Musings About Wild Readers and the Science of Reading Classroom of Today
Where Have All the Readers Gone?
DOI:
https://doi.org/10.62704/9byv6h65Keywords:
wild reading, science of reading, reading identity, motivationAbstract
Contemporary Science of Reading initiatives have strengthened literacy instruction by emphasizing evidence-based practices that support foundational skill development and equitable access to reading. However, these measures alone offer limited insight into whether students develop identities as motivated, lifelong readers. Drawing on reflective practice and Donalyn Miller’s concept of wild reading, this essay argues that effective literacy instruction must attend not only to cognitive skill acquisition, but also to reading motivation, classroom environment, student agency, and teacher beliefs—factors that shape not only how students learn to read, but how they engage with the world as readers.

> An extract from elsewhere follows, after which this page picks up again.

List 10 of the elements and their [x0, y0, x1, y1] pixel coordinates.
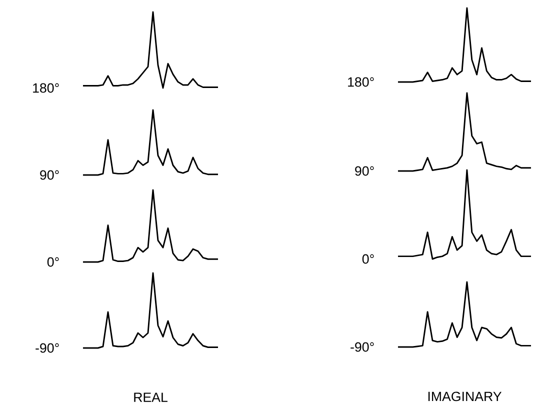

Through narrative reflection, classroom examples, and connections to literacy scholarship, this paper examines how access to texts, student choice, and meaningful relationships support the development of reader identity and the transfer of reading skills into sustained engagement. It offers a conceptual perspective that connects Science of Reading–aligned instruction with the development of reader identity, positioning these as interconnected rather than competing priorities. It further contends that wild reading is not a discrete, scheduled activity, but a student-centered philosophy that fosters motivation, ownership, and enduring reading practices that extend beyond the classroom and into the broader social world.